The district court also found, in the alternative, that even if Ellman had not exhausted his state remedies, he was excused from the exhaustion requirement. The court found that in this case the remedy available in the state court was ineffective to protect Ellman's rights. We disagree.

An exception to the exhaustion requirement may be made "only if there is no opportunity to obtain redress in state court or if the [state] corrective process is so clearly deficient as to render futile any effort to obtain relief." Duckworth v. Serrano, 454 U.S. 1, 3, 102 S. Ct. 18, 18, 70 L. Ed. 2d 1 (1981) (emphasis added). The district court viewed the state procedure as ineffective to remedy the repetitive ninety-day recommitment orders. Of course, if Ellman properly had presented his constitutional issues to the state Appellate Division on either his original commitment order or any one of the subsequent recommitment orders, and the state court refused to hear his claims, the district court's view may have been correct. See United States ex rel. Stevens v. McCloskey, 345 F.2d 305, 308 (2d Cir. 1965) (ruling that petitioner, by appealing his first contempt conviction, had satisfied the exhaustion requirement for his third conviction concerning the same issues presented to the state court), rev'd on other grounds sub nom. Stevens v. Marks, 383 U.S. 234, 86 S. Ct. 788, 15 L. Ed. 2d 724 (1966). However, in this case, Ellman never properly presented his constitutional claims to the state appellate court. He never directly appealed the July, 1992 civil contempt adjudication, opting instead to pursue a state habeas petition. This state petition was dismissed in September, but the appeal could not be taken until January. The delays in Ellman's appeals were not the result of repetitive recommitment orders, but were caused, at least in part, by Ellman's attorneys' failure to submit orders to the court. The state remedies available were not ineffective and simple compliance with state procedure would have avoided much of the delay.

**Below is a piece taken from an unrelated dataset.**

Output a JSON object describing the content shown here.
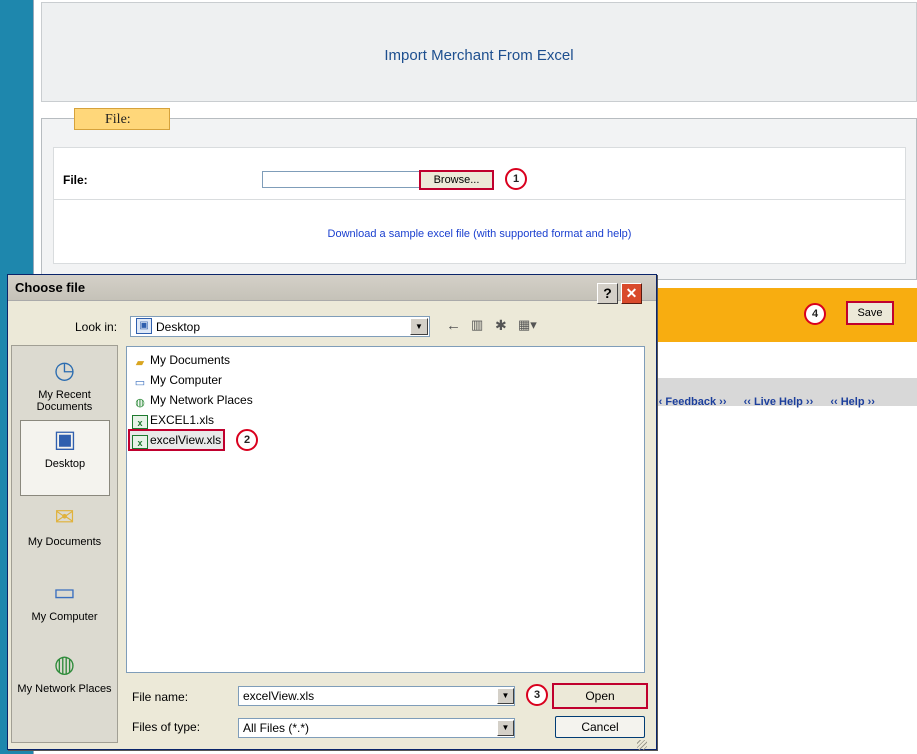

The district court also found that the "procedural obstacles" thrown in Ellman's way were not his fault, but were the fault of the state courts or the state Attorney General. A careful review of the record, however, discloses that these "procedural obstacles" were not obstacles but were reasonable procedural requirements. Nothing in the record suggests that Ellman was precluded from submitting an order either for the dismissal of his state habeas claim or for the October recommitment order. Ellman's counsel knew that an order was required to pursue the appeal. Yet, Ellman and his counsel failed to take advantage of the available procedures. Ellman's own failure to utilize the state process cannot render that process "so clearly deficient as to render futile any effort to obtain relief," Duckworth, 454 U.S. at 3, 102 S. Ct. at 18.

For the foregoing reasons, the judgment of the district court is reversed, and this case is remanded to the district court with instructions to dismiss the petition for a writ of habeas corpus for failure to exhaust state court remedies, pursuant to 28 U.S.C. § 2254.